Just started high rez streaming, and not turning back. All my tapes are at the dump for decades.
I do miss my Pioneer CT-F1250 and CT-F919.
You won’t find but one or two “modern” cassette decks. Really expensive. And no one makes Type ll cassettes. An no one makes a car player. I record cassettes everyday and play them in my 2005 Prius. But that will end with a newer car. Too bad. It’s the most economical way for me to preserve internet talk shows. I keep buying cassette decks off E-Bay. You can’t get parts for them so eventually all the used ones will be trash. I welcome new decks and I hope they are double decks with a feature you can’t get anymore: Relay Record.

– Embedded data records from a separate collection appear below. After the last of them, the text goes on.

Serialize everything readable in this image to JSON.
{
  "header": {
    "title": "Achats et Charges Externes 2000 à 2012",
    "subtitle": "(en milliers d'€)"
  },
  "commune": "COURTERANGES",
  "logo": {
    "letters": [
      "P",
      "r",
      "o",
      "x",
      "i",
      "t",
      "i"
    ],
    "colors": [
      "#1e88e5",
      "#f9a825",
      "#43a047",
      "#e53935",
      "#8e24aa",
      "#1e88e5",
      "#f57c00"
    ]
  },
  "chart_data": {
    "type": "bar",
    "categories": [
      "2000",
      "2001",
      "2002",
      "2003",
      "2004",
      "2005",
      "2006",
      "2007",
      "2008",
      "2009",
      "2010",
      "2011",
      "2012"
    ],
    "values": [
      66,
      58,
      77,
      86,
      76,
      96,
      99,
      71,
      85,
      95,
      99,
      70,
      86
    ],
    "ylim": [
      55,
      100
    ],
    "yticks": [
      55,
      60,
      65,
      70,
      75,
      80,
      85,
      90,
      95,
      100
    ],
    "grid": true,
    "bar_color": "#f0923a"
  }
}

TBH I have long held the belief that cassettes were warmer sounding than LP and CD and streaming. By the same token, some 8-tracks by The Guess Who I have still can play on a system from 1978 with perfect clarity. It is because I enjoy hearing the music from the period on machines from that period that I have cassette decks and amps and speakers to match. I also keep a stash of sealed blank cassettes on hand. Coolness factor is not the driving force; rather it’s about that extra bit of human quality that modern tech has chosen to set aside.This common person’s joy of music is meant to be back.
Warmer?…more midbass?…warmer means “I like it better but I have no idea why.” 🙂
Audio cassette decks are still sold at my neighborhood second hand stores in San Jose California. I have revisited this format of my youth for the past four years and it has been a wonderful experience. I have purchased some very nice looking decks from the Sony, Kenwood, Pioneer, Sanyo, Sherwood and Sankyo brands.
The prices range between $20.49 and $39.49. I prefer not using Dolby NR but if I do use it I go with Dolby S because it plays nice with older Dolby B decks and ultra-portables. I also collect stereo microcassette ultra-portables which perform best with type 4 Metal bias microcassettes but that is a whole other “can of worms.”